Iraq: Anti-government demonstrator killed in Basra protests

Last Update: 2020-11-07 00:00:00 - Source: Iraq News

Medics said Fadhel hit by at least one bullet as hundreds of protesters and the anti-riot police clashed.

An anti-government protester was killed and 40 others wounded in the southern city of Basra on Friday.

Medics said Omar Fadhel was hit by at least one bullet as hundreds of protesters and the anti-riot police clashed.

Basra security sources and rights official said several dozen protesters took to the streets in the country’s southern oil hub demanding jobs and basic services.

They were angry that PM Mustafa al-Kadhimi had generally failed to deliver on both and that protest camps had been cleared by security forces in Basra and the capital Baghdad, the rights official said.

It was the first killing of a protester by security forces in Basra since Kadhimi took office in May.

Iraq’s interior ministry confirmed the death but said in a statement that no Iraqi security forces were being allowed to use weapons against demonstrators and that it was investigating the incident.

In a separate incident on Friday, a key figure in anti-government protests launched in Baghdad in October 2019 was shot while driving through an eastern district of the capital. The name of the activist was not immediately known.

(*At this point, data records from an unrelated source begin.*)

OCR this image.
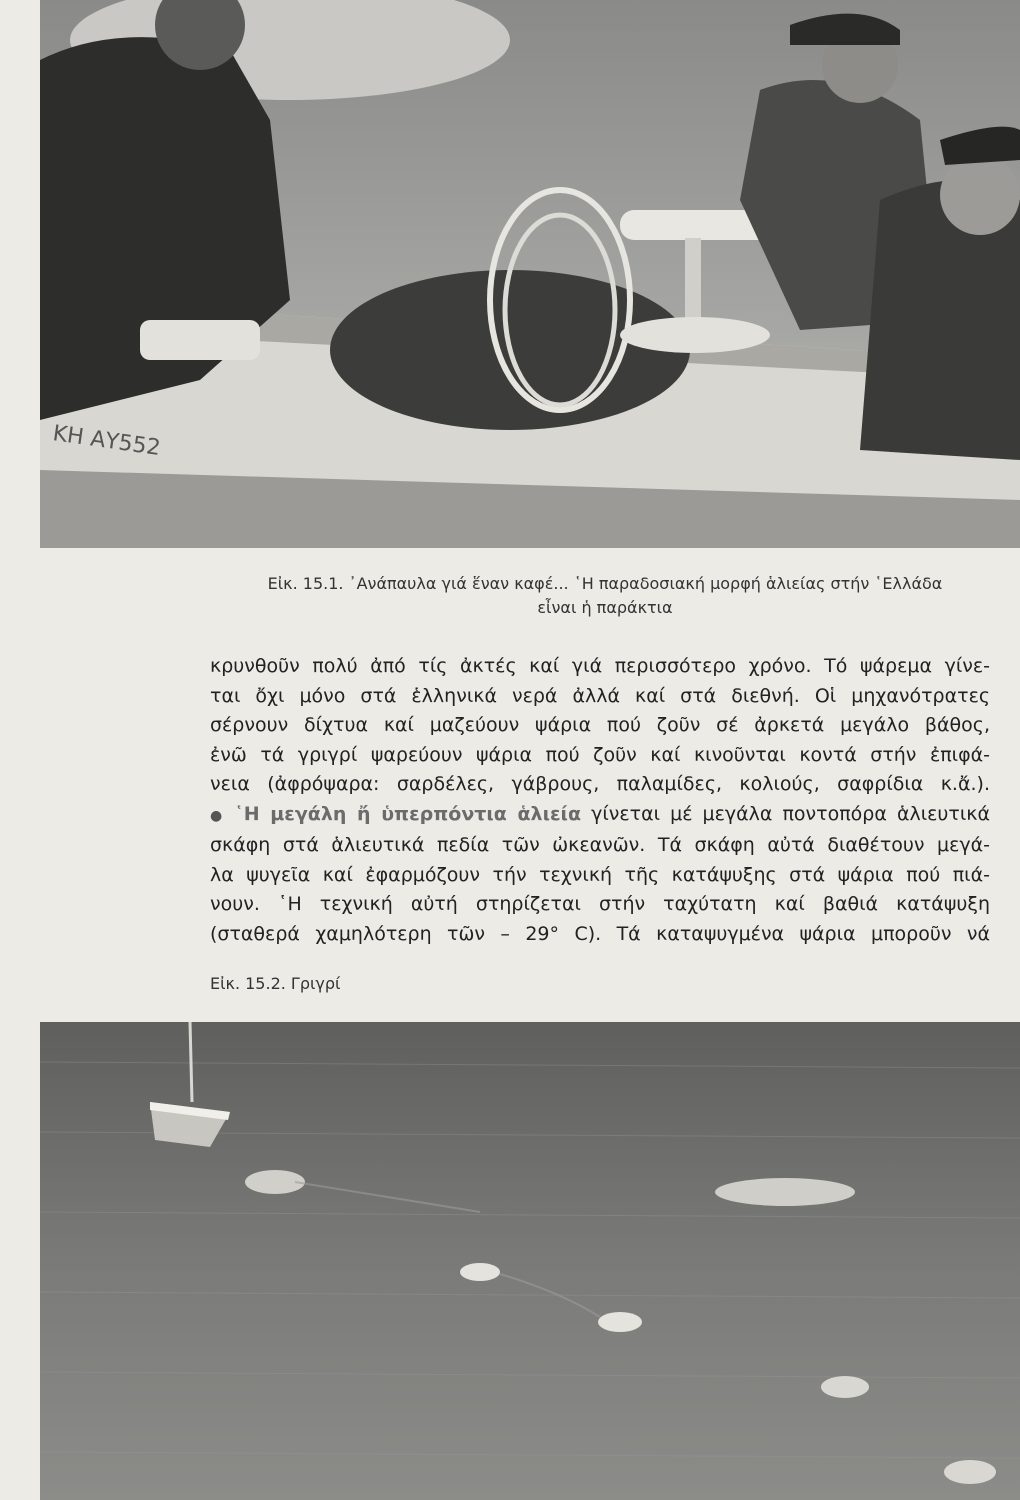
ΚΗ ΑΥ552
Εἰκ. 15.1. ᾽Ανάπαυλα γιά ἕναν καφέ... ῾Η παραδοσιακή μορφή ἁλιείας στήν ῾Ελλάδα
εἶναι ἡ παράκτια
κρυνθοῦν πολύ ἀπό τίς ἀκτές καί γιά περισσότερο χρόνο. Τό ψάρεμα γίνε-
ται ὄχι μόνο στά ἑλληνικά νερά ἀλλά καί στά διεθνή. Οἱ μηχανότρατες
σέρνουν δίχτυα καί μαζεύουν ψάρια πού ζοῦν σέ ἀρκετά μεγάλο βάθος,
ἐνῶ τά γριγρί ψαρεύουν ψάρια πού ζοῦν καί κινοῦνται κοντά στήν ἐπιφά-
νεια (ἀφρόψαρα: σαρδέλες, γάβρους, παλαμίδες, κολιούς, σαφρίδια κ.ἄ.).
● ῾Η μεγάλη ἤ ὑπερπόντια ἁλιεία γίνεται μέ μεγάλα ποντοπόρα ἁλιευτικά
σκάφη στά ἁλιευτικά πεδία τῶν ὠκεανῶν. Τά σκάφη αὐτά διαθέτουν μεγά-
λα ψυγεῖα καί ἐφαρμόζουν τήν τεχνική τῆς κατάψυξης στά ψάρια πού πιά-
νουν. ῾Η τεχνική αὐτή στηρίζεται στήν ταχύτατη καί βαθιά κατάψυξη
(σταθερά χαμηλότερη τῶν – 29° C). Τά καταψυγμένα ψάρια μποροῦν νά
Εἰκ. 15.2. Γριγρί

Last Saturday, Iraqi forces cleared out sit-in tents from Baghdad’s central Tahrir Square that had been the epicentre of anti-government mass protests that erupted last year.

They also removed tents in Basra’s Bahriya Square and in other southern cities that have seen huge protests throughout the past year.

The removal of the tents has led to tensions and protesters in Basra have been trying to erect them again, holding demonstrations in the city for the past three days.

They are also demanding the sacking of the governor and an investigation into previous killings of protesters.

More than 500 people were killed during the months-long protest movement that began in October 2019 in Baghdad and across the southern parts of the country. Many of them were demonstrators shot by Iraqi security forces.